Best Free MOOCs In Business In May

You Can Innovate: User Innovation & Entrepreneurship

School: MIT

Platform: edX

Registration Link:  REGISTER HERE

Start Date: May 2, 2017 (6 Weeks Long)

Workload: 6 Hours Per Week

Instructors: Eric von Hippel and Erdin Beshimov

Credentials:  von Hipple is a professor of technological innovation at the MIT Sloan School of Management (along with teaching in the school’s engineering systems division). A Ph.D. from Carnegie-Mellon University, von HIpple’s research focuses on the “nature and economics of distributed and open innovation.” His work is also geared towards developing “practical methods that individuals, open user communities, and firms can apply to improve their product and service development processes.” Best known for writing Democratizing Innovation, von Hipple is a distinguished researcher who has served on the editorial and advisory boards of many leading journals, including Research Policy, Organizational Science, and the Internal Journal of Entrepreneurship Education. In 2013, he received the Humboldt Foundation Research Prize.
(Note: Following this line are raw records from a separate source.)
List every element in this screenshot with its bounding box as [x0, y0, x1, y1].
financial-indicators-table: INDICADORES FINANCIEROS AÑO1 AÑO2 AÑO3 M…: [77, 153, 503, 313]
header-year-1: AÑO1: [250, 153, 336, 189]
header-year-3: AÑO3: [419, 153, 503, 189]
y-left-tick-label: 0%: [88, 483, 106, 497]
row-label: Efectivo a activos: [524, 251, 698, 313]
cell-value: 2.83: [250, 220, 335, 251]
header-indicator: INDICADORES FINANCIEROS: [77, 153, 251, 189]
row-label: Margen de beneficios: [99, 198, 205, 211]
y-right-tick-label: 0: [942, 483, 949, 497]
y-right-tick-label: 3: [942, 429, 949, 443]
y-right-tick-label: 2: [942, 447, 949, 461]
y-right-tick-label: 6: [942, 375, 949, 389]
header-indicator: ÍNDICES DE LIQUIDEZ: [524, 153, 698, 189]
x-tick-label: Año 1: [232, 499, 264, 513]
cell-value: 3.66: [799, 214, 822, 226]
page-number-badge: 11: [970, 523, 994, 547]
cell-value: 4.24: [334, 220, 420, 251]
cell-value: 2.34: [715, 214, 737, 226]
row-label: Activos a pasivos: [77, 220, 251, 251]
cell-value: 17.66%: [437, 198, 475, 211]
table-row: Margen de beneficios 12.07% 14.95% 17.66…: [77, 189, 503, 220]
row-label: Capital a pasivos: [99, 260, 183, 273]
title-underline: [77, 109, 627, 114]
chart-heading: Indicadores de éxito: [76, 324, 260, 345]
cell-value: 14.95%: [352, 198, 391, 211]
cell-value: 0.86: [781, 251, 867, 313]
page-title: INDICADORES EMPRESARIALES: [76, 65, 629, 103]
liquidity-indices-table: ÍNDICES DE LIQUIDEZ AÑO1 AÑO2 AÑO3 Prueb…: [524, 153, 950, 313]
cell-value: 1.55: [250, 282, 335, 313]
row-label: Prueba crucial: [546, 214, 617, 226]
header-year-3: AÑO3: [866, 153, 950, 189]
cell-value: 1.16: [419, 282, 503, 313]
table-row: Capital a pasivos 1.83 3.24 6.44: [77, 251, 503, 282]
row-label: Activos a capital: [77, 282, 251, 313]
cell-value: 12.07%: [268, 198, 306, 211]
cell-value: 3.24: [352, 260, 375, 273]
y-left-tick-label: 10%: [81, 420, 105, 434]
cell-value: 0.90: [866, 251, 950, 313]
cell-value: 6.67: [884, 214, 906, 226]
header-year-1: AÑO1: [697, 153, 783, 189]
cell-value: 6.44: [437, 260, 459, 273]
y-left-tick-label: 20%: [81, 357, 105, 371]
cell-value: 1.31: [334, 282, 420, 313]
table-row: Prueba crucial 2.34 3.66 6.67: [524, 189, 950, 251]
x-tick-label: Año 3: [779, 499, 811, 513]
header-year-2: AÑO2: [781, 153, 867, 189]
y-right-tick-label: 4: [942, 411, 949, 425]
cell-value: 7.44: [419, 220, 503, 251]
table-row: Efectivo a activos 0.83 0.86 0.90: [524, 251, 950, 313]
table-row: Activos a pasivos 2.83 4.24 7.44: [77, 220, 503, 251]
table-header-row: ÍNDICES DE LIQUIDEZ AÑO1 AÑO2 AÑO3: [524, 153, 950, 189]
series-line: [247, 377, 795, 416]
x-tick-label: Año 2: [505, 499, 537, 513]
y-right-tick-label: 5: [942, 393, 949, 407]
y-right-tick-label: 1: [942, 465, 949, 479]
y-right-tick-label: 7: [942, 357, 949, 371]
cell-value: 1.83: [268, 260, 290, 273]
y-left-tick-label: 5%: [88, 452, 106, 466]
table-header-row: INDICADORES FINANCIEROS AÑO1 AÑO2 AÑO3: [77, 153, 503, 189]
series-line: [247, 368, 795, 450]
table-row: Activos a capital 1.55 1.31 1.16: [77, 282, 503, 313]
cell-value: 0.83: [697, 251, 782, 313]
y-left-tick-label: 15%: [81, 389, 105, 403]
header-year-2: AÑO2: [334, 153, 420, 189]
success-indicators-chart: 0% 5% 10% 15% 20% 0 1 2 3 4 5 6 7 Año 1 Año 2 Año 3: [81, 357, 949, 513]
An entrepreneur and an academic, Professor Beshimov is the co-founder of the MIT Global Entrepreneurship Boot Camps, the source for this online course. Armed with an MBA from MIT, Beshimov entered academia after co-founding Ubiquitous Energy and serving as the principal at Flagship Ventures. As a student, he also launched the MIT Entrepreneurship Review.

Graded: Students can purchase a verified certificate for $500.

Description: The big idea. The breakthrough. Divine inspiration. It goes by many times. Think of it as the entrepreneurial holy grail, that epiphany that ultimately topples business models and disrupts entire industries. Think Netflix, Uber, Amazon, and Airbnb. Of course, those ideas don’t just pop up and take life. Instead, they stem from a mixture of blending, testing, failing, and re-calibrating. So where do you even start? Think dissatisfaction…with cost, features, scale, or delivery. In sum, ideas — and innovation — ultimately begins with seeking an alternative to the status quo. It takes wings when you find a like-minded community with the passion and technical know-how to take it to the next level…a community like MIT.

In this course, students will explore innovation through following: “the distinctions between, user and producer innovation; co-forming of need and the solution; fundamental business concepts such as sticky information and low-cost innovation niche; the role of the principal/agent problem in innovation; and the key pathways for diffusion of innovation.” The course is also treated as preparation for the MIT Global Entrepreneurship Bootcamp, where teams build and launch companies over a five day period.